Just curious (darn these forums! No peace!)…

As you work on the software for the next update… or you new DAC, what is it that you are targeting? Bug fixes? Known issues? Experimentation only? Known sound deficiencies?

I used to write software and I know I always had dead bodies stinking up pieces of buried code.

Peace
Bruce in Philly

Yes :slight_smile:

For the DS software update I’m trying to rewrite the PCM upsampler (I mentioned that above somewhere). That should both help PCM and lower FPGA generated jitter/noise overall which should help the sound quality of everything. Like always, there may be a gotcha that stalls out that new feature. The code for 44.1k is limping, but that means almost everything is working: the new data flow control is working, the new upsampler is close. But there’s still significant work to do to modify a few things to deal with the new data: fit in the new filter coefficients for 88.1/96k and 176.4/192k, correct the deemphasis filter, test, test, test… Since this is new code I’ll probably not be doing much archeological cleanup on other code, but:

Tho I don’t know if I can make a difference I’ll revisit the pops going from PCM to DSD and vice versa. The new upsampler will have different timings for that transition so revising the code that tracks the PCM/DSD boundaries needs to be done. This won’t (directly) address the pops that some players add in DSD to DSD seeking or that they add on PCM/DSD transitions or sample rate changes, tho I’ll be looking over the auto-mute-on-transitions-code.

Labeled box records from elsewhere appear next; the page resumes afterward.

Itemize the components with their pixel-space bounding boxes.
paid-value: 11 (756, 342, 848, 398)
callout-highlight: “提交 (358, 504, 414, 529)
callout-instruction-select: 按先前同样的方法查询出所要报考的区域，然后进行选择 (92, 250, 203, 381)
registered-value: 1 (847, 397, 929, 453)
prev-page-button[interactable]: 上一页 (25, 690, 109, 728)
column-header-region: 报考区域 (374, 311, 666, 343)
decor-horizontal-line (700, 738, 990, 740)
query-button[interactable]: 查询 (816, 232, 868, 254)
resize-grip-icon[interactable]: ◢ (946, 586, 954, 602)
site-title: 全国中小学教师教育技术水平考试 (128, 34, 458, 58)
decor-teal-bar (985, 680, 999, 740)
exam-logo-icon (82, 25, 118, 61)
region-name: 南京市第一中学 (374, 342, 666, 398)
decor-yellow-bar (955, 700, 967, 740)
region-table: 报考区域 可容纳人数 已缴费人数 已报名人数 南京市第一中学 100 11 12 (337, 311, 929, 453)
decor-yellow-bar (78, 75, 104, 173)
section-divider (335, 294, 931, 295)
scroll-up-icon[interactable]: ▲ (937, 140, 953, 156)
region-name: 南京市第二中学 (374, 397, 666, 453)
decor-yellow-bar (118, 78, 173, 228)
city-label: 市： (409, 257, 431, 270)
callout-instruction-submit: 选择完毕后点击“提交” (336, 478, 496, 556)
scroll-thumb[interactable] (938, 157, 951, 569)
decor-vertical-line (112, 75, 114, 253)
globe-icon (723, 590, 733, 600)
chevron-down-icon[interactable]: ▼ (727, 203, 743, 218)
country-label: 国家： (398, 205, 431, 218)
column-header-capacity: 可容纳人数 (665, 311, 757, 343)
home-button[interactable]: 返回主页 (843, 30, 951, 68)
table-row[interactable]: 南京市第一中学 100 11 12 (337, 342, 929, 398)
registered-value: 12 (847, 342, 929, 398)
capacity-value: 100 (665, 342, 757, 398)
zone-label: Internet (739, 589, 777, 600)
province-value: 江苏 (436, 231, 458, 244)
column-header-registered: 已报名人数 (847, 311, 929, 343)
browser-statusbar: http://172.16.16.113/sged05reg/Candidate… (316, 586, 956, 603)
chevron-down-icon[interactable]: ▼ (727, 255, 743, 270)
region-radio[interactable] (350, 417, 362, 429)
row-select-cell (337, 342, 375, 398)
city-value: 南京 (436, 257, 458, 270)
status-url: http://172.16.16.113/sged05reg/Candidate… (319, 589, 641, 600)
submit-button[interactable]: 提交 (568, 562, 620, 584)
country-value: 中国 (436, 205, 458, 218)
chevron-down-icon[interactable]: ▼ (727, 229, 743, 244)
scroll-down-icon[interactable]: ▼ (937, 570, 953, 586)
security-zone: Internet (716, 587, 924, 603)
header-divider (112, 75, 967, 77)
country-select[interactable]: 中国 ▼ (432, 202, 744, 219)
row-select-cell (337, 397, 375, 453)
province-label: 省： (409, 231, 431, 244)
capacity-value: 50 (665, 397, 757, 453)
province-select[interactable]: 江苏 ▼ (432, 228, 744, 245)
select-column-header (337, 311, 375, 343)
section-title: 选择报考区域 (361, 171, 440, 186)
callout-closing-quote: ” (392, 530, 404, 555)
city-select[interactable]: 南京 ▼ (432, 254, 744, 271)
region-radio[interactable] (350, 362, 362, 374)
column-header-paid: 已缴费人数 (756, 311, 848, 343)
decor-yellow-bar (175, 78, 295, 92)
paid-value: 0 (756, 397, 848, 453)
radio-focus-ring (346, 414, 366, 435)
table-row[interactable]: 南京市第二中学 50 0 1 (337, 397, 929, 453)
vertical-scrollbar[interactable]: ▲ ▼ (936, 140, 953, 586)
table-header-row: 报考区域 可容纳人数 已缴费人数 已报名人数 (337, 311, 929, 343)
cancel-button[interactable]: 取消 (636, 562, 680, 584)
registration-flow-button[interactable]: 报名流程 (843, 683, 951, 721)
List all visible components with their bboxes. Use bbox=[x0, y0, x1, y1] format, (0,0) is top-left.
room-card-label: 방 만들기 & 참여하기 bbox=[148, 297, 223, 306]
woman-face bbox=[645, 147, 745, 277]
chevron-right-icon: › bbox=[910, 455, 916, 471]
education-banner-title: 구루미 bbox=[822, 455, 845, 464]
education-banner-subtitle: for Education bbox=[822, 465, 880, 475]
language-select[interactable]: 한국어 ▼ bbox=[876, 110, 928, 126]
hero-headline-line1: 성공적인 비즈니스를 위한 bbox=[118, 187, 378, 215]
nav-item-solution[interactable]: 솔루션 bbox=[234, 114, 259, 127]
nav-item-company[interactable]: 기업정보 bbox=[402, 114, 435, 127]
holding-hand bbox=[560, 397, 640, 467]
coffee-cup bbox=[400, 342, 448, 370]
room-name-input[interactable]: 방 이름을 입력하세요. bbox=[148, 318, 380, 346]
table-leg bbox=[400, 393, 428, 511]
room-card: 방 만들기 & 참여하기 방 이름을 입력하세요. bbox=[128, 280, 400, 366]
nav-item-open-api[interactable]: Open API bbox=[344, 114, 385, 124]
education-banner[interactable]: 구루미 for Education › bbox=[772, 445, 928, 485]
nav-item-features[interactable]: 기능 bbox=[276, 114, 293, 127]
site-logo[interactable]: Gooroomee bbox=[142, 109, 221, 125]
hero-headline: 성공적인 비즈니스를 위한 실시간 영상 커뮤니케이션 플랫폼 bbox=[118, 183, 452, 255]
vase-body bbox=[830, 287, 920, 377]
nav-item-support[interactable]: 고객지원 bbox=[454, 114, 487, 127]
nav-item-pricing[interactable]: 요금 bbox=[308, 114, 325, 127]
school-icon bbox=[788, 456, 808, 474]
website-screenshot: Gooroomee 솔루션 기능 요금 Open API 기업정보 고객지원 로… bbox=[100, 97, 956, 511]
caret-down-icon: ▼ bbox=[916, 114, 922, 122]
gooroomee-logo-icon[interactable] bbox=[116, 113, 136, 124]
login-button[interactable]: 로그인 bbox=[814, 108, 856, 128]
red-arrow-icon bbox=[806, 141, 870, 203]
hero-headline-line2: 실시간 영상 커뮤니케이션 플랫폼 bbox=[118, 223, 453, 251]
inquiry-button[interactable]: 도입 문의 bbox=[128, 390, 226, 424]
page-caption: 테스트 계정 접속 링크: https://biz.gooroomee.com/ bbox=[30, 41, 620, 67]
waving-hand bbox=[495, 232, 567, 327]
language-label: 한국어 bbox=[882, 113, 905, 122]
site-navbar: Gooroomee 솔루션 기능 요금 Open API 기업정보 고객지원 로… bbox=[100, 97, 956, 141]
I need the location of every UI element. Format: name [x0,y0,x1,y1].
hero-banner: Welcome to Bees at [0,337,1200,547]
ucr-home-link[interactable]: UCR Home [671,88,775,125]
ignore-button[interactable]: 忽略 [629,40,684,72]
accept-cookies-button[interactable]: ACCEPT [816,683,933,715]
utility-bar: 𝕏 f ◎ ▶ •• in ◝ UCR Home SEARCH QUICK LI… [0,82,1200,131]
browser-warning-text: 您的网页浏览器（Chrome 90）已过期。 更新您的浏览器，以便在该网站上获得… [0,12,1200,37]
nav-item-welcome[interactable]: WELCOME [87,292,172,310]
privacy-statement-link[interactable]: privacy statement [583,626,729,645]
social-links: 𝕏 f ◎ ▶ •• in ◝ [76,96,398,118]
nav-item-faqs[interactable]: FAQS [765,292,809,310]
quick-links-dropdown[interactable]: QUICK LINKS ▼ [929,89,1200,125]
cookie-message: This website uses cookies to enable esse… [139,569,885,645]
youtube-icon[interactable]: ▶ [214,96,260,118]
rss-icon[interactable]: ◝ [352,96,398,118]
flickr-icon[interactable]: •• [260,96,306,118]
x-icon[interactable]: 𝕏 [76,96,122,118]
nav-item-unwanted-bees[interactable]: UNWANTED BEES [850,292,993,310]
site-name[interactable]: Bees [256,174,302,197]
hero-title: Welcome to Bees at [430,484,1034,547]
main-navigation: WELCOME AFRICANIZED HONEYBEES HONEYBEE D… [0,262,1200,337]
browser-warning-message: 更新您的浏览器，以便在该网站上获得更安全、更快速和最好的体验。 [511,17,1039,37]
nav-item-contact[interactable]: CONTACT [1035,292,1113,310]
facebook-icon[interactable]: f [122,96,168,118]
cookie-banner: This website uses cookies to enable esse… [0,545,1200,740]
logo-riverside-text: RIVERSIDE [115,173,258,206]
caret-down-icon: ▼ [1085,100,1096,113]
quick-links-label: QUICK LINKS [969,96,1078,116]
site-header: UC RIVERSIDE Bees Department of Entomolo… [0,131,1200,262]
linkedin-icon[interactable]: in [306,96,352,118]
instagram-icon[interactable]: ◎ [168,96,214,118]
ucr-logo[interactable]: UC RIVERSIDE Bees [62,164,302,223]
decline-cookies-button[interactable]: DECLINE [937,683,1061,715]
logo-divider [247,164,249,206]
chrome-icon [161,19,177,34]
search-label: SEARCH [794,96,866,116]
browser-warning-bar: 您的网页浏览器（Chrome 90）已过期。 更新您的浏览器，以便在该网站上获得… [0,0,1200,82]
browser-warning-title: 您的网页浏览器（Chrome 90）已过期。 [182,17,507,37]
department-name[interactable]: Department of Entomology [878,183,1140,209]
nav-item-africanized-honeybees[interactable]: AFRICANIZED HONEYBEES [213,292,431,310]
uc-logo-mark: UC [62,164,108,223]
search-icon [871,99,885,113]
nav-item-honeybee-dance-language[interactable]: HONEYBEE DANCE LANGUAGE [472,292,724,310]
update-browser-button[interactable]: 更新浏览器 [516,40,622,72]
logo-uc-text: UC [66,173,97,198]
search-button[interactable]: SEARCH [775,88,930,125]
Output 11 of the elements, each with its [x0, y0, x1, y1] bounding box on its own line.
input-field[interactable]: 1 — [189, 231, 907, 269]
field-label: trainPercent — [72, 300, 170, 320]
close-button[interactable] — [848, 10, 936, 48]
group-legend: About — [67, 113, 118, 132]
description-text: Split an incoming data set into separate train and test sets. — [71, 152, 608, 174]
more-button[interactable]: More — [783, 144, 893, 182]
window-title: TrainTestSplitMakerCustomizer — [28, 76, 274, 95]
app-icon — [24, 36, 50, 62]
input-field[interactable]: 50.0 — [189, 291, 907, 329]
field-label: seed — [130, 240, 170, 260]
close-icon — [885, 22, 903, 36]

If all goes to plan the PCM sound stage may deepen a little and transient timing may improve a little. There shouldn’t be any apparent change in frequency response, but PCM should be a little more cohesive. In so far as I lower FPGA noise, you’ll get the expected blacker background and it’s effects (but there probably won’t be a measurable level change in the noise floor.)

Obviously the fix for blurbles in loud/dynamic music that Redcloud introduced will be included. I’m (once again) hoping to get a UI for setting the I2S signal polarities for each input.

At a slower rate I’m working on using the newer tools for the new DAC’s newer FPGA.